An Invitation to the Table
I saw no temple in the city, for its temple is the Lord God the Almighty and the Lamb. —Rev. 21:22
Let’s do what we can today to take the mystery out of the Revelation to John. There’s a great deal about it that we don’t understand, and (in my opinion) that we can’t understand. A revelation is a vision that is given to someone, and the word pictures recorded by John to describe his revelation have been something the church has struggled with ever since. There are many things about it that seem to describe what was happening at the very moment the book was being written. Other things are obviously to happen in the future—albeit a future that the early church thought was imminent than we think it is.
Today’s reading from the New Testament belongs to this latter set of events. It’s a description of time after time, of life when God’s Reign has been consummated, after the old earth and the old heaven have passed away, and the new heaven and the new earth taken their place. The language is beautiful and mysterious. And though it seems a little remote, I don’t think it’s as difficult to understand as we assume it is.
The fall of the Berlin Wall |
All the resources that had gone to defense—all the bombs and guns and systems—could now be used for health and education (or so many of us thought). What was there now to divide the peoples of the United States and Russia?

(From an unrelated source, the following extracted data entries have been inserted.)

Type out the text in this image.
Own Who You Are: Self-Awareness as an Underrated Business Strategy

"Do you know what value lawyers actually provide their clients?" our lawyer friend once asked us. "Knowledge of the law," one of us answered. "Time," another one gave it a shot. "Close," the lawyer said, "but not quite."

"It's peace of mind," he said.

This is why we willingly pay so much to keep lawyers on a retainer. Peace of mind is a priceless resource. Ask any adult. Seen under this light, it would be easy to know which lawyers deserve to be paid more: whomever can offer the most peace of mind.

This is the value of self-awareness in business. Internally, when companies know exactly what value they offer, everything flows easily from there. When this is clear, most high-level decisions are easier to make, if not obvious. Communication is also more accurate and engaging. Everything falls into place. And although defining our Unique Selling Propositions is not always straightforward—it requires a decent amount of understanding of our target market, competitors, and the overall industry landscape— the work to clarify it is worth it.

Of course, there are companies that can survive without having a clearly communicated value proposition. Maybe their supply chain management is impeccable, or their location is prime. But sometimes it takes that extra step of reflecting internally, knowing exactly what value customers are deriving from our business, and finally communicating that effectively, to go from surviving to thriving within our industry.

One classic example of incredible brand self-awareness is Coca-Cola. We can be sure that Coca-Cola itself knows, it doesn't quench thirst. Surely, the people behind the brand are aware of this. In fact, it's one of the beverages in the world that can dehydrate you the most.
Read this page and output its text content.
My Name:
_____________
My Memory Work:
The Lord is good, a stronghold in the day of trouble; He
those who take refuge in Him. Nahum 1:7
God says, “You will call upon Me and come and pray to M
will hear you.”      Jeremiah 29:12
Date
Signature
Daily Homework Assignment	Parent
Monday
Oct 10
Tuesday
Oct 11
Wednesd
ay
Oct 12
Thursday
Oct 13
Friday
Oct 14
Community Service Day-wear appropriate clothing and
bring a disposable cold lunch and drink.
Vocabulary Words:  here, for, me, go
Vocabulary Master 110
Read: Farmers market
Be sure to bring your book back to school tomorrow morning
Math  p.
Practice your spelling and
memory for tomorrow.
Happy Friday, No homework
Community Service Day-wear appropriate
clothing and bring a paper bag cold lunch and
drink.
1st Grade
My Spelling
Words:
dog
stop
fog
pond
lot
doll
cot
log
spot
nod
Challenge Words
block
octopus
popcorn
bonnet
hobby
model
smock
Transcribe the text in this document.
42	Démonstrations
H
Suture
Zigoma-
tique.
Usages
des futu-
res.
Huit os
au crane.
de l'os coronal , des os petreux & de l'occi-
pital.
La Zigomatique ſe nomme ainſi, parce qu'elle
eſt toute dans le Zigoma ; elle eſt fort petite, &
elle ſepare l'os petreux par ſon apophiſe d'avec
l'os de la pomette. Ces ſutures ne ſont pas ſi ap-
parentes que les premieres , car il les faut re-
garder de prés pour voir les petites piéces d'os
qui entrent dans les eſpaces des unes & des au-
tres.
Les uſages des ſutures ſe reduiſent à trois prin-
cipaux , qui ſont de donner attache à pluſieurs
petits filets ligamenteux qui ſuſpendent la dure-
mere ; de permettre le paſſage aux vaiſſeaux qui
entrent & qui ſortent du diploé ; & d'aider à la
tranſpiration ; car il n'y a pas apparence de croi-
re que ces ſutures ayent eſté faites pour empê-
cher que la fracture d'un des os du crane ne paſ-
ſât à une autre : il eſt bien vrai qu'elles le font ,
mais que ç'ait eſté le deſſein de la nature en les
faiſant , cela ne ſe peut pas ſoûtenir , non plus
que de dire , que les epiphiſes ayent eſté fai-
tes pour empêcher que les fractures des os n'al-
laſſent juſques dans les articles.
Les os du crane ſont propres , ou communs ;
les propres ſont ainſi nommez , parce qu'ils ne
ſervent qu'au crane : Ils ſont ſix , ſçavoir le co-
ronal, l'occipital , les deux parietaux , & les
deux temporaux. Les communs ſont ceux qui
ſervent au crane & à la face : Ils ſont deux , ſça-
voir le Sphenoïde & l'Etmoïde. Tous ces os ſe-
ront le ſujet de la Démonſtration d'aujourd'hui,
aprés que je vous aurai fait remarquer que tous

Though none of us wish for the old days of the Cold War, none of us imagined—or wished for—the world that took its place. No, Marxism is no longer the threat that it was a few decades ago. But the ideologies that we find ourselves in conflict with now are arguably as dangerous and a lot less predictable.
And it’s not just extremism and terrorism that frighten us. We are also confused by what seems to be a lack of cohesion in our society. We can’t seem to unite around anything anymore, though in reality, I doubt that we ever could. I know what we should be able to unite around; it’s just that other people have other ideas. But the one thing we can all agree on is that there’s a lot of anger out there. The problem is that every time one problem disappears, another one takes its place. And the new one is often more dangerous and less predictable than the old one. The world makes peace, and somehow war breaks out.
Just before the crucifixion, Jesus said to his disciples, “Peace I leave with you; my peace I give to you. I do not give to you as the world gives. Do not let your hearts be troubled, and do not let them be afraid." [2] Not as the world gives…
In his devotion on this verse, Eugene Peterson said, that
the world's way to get peace is to try to eliminate that which disturbs; God's way is to restore the unruly. The world's way to get peace is to say, 'Shut up, I don't want to hear it anymore.' The Lord's way is to say, ‘Be still, and know that I am God.' The world's peace is a precarious house of cards; God's peace is cosmic wholeness. [3]
‘A precarious house of cards…' what better way can we think of to describe the world’s peace? And to the problem of the world’s inadequate peace, God’s response is ‘cosmic wholeness.’ And this, I believe, is what we see described at the end of the Revelation to John. Here in the new heaven and the new earth, we are gathered not around the unifying themes of patriotism and opinion and sectarianism, but on the banks of the life-giving river. Here we need not struggle for sustenance or hoard riches, but eat freely from the orchard of God. Here we need not go to church to seek God’s presence or try to find God in a natural setting that is not our home, but God is immediately present. Here we need not fear the heat of the sun or the terrors of the night, for the Lamb of God is our light.
The table we gather round when we celebrate the Lord’s Supper is an earthly reminder of the heavenly Jerusalem—a token of the cosmic wholeness that is to come, a foretaste of the heavenly feast, and an acknowledgment of God’s presence. The confusion and violence of the world can be, if not a frightening place to us, at least at times a disheartening one. And though God is not immediately visible even to the most faithful among us, yet in Christ God still dwells in our midst—even within us—so that whenever we’re exposed to danger or confusion or discouragement, we know that under Christ’s protection there is perfect safety. [4]
And so, no matter who you are, or where you are on life’s journey, you are welcome at this table. If your life is in fine shape and you are happy and healthy and secure, please come to thank God for your blessings, and acknowledge to God that it is not by your own strength that you have arrived at your present state. And if you are discouraged, if your life is in disorder, if you are frightened of the days to come or worried that you cannot accomplish all that you’re facing, please come, and find here a God who is present around you and within you, a God who became just like you, experiencing the worst and yet being delivered into life.
Though the house of cards is falling down around us, yet the table is set, and the cosmic wholeness of God awaits those who seek God’s presence.
—©2016 Sam L. Greening, Jr.
NOTES
- The main exception being in Romania, where the Ceauşescu régime remained ensconced in power until László Tőkés, a Hungarian Reformed pastor in the city of Temesvár (Timişoara), under threat of eviction by the secret police, started a protest that by 15 December 1989 had begun to spread across the country. The government reacted violently before the military began backing the protesters a week later. Over 1100 people were killed in the unrest.
- John 14:27.
- Praying with Jesus: A Year of Daily Prayers and Reflections on the Words and Actions of Jesus (HarperSanFrancsico 1993), Nov. 15.
- John Calvin, Commentary on Psalm 76:2.